# Design Project

## 1 Circuit Design

### Learn It

• The LEDs you're going to use are very bright, 1W models.
• They'll work with a good-quality 9V battery, but because LEDs have very low internal resistance, if connected directly to the battery they'll draw too much current, quickly overheat and burn out.
• To reduce the current flow and divide the voltage, we'll use a 56 Ohm, high power(2W) resistor connected in series with the LEDs, this will stop this from happening.
• You're going to need to design a compact Stripboard circuit to take all the component parts. We use DIYlc for stripboard design in School.
• Resource: You can load DIYlc from the open drive in School, in the G:\Design Engineering\Student Home software\DIYlc\ folder. Double-click the 'diylc.exe' file to start.

### Try It

• Download this DIYlc file into your H: drive, and use File -> Open in DIYlc to open and view it. You can't just double-click on it.
• This is an example of a stripboard circuit. A few important points have been picked out, which you might want to consider in your design.
• Strain relief holes only take a few seconds to drill, but will prevent your power wires from breaking off again and again.
• 3mm holes in the PCB will allow you to poke M3 machine screws through them to secure the lights at the bottom of your housing.
• The spot-face cut is to prevent the steel nuts we use from creating a short-circuit and burning out your LEDs.
• You are seeing the finished circuit from the component side (the side with no copper tracks on it).
• To make life a little easier, the tracks are also shown (as if you had X-ray vision).
• Here you can see the path that electrons take through the circuit.

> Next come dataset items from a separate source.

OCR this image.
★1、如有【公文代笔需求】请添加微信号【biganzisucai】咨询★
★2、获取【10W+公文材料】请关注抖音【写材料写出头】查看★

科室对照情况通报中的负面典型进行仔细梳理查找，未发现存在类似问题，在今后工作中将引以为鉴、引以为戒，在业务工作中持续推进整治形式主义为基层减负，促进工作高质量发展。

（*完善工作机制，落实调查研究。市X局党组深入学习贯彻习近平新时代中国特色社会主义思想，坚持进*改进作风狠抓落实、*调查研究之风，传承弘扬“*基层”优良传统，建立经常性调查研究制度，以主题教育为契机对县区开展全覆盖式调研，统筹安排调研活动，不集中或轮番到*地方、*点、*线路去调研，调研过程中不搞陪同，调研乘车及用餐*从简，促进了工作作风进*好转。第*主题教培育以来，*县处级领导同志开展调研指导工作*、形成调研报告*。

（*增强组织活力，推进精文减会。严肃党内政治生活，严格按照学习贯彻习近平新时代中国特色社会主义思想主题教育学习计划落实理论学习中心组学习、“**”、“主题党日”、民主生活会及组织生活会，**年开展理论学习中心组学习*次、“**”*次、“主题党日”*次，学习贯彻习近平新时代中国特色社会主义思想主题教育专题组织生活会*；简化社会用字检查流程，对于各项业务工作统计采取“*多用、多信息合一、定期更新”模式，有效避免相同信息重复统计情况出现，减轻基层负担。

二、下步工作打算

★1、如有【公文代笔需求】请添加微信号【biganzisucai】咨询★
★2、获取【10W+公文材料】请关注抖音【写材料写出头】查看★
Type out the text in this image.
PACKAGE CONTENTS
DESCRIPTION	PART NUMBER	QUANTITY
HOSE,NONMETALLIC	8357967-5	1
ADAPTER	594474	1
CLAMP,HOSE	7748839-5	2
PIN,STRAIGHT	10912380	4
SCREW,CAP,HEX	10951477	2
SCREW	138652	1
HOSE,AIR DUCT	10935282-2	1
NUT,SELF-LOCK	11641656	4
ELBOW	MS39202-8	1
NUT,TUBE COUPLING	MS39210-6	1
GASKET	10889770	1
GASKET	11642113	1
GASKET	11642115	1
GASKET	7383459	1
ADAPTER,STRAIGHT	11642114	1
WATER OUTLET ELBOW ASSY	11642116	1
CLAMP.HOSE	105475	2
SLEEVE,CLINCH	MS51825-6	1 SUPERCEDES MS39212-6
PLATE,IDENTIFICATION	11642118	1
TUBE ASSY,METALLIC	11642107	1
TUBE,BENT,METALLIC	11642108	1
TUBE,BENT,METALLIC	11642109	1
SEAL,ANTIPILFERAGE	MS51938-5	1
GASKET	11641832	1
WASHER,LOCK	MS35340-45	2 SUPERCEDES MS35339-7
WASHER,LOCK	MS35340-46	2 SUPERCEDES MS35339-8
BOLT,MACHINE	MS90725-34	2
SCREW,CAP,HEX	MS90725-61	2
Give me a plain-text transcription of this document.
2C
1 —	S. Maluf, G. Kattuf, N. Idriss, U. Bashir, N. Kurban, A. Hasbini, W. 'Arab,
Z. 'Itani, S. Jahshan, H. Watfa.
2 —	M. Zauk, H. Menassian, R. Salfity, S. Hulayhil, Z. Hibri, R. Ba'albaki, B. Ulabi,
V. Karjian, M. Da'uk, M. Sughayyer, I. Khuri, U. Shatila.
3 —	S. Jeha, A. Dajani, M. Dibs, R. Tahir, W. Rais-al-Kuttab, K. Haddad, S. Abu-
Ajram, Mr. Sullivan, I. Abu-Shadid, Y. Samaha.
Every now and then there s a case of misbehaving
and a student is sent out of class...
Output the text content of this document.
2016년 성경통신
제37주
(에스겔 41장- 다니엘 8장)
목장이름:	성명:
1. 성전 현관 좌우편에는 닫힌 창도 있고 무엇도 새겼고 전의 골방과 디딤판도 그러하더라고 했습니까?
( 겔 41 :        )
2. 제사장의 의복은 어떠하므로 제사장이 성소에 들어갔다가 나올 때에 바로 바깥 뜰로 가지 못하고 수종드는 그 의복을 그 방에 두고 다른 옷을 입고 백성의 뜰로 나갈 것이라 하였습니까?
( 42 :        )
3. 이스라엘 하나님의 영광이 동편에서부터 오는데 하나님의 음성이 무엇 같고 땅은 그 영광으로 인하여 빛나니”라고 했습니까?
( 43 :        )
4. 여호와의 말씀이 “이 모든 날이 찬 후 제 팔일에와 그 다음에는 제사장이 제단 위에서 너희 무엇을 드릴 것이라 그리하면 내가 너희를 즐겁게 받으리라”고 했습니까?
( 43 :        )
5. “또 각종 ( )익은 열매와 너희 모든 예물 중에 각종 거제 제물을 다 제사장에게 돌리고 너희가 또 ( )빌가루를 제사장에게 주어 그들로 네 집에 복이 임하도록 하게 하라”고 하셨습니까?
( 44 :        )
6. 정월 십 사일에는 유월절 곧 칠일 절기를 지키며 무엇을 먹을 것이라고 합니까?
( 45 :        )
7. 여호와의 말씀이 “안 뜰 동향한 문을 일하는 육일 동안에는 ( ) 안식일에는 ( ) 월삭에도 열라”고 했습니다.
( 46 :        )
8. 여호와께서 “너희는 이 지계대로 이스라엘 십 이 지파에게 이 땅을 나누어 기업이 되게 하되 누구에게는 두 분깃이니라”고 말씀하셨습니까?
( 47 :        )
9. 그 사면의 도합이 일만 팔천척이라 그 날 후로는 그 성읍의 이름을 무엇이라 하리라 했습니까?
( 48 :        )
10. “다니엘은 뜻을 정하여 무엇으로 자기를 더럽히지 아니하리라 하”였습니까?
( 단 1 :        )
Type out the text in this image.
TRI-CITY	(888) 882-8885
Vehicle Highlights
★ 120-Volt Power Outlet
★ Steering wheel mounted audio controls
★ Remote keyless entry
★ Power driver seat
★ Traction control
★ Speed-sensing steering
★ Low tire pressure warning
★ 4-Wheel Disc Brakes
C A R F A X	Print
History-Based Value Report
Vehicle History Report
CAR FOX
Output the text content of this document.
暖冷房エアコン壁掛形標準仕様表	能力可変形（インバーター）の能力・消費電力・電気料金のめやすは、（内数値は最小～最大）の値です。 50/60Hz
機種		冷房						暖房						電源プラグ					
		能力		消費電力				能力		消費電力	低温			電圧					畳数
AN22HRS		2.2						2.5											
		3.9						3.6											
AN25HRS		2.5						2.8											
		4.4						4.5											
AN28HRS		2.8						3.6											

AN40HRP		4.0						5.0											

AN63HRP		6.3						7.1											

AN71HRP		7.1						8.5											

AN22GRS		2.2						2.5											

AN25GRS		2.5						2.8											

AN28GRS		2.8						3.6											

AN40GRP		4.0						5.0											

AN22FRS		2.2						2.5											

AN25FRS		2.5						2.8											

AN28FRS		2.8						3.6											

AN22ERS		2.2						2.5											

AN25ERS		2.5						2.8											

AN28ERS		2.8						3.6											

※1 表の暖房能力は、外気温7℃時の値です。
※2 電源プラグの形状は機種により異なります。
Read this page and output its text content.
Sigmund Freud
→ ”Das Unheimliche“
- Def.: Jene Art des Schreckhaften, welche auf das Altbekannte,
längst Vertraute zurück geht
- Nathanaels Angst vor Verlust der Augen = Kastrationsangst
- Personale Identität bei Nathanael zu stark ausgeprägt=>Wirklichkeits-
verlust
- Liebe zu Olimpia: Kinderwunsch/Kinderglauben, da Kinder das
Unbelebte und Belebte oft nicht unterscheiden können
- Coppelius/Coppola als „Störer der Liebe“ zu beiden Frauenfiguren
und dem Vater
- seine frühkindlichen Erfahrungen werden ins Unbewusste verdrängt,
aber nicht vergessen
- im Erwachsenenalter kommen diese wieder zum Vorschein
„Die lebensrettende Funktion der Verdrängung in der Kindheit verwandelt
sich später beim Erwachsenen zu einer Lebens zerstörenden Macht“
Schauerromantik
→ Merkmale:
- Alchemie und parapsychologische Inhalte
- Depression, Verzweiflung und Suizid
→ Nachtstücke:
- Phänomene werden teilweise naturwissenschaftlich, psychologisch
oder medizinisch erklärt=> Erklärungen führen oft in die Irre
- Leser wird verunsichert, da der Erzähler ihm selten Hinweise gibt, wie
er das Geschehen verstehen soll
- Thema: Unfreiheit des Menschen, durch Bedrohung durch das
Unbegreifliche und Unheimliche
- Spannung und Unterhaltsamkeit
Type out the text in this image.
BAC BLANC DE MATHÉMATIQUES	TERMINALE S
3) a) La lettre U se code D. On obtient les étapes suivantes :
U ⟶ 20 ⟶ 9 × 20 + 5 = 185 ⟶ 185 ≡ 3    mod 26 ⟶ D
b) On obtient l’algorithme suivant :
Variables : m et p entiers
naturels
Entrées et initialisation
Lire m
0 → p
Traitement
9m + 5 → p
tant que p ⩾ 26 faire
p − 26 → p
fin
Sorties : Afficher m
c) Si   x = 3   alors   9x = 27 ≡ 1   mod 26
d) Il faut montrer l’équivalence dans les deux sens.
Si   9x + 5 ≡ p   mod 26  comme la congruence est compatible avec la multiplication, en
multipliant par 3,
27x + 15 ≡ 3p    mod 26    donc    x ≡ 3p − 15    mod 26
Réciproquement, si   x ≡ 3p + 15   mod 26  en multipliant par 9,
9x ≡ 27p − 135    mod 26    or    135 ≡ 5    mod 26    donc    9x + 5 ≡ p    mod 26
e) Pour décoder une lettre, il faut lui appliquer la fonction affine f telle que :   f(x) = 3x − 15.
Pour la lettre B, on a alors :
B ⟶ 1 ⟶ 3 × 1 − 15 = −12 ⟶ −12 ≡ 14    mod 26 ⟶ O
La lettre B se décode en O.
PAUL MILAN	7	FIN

Remember that the electrons are unable to jump over the thin gaps between the copper rows of stripboard.
• Electrons travel in from the red wire, arriving at the middle row of the stripboard and attacted towards the negative end of the battery (black wire).
• As the only route they are presented with is to travel through the + leg of the LED, they pass through here and emerge at the bottom.
• From here, the only route the elctrons can take now is to travel through the 2W resistor, to the top row of the piece of stripboard.
• Once at the top row, the electrons are able to travel up the black wire to the negative terminal of the battery, completing the circuit.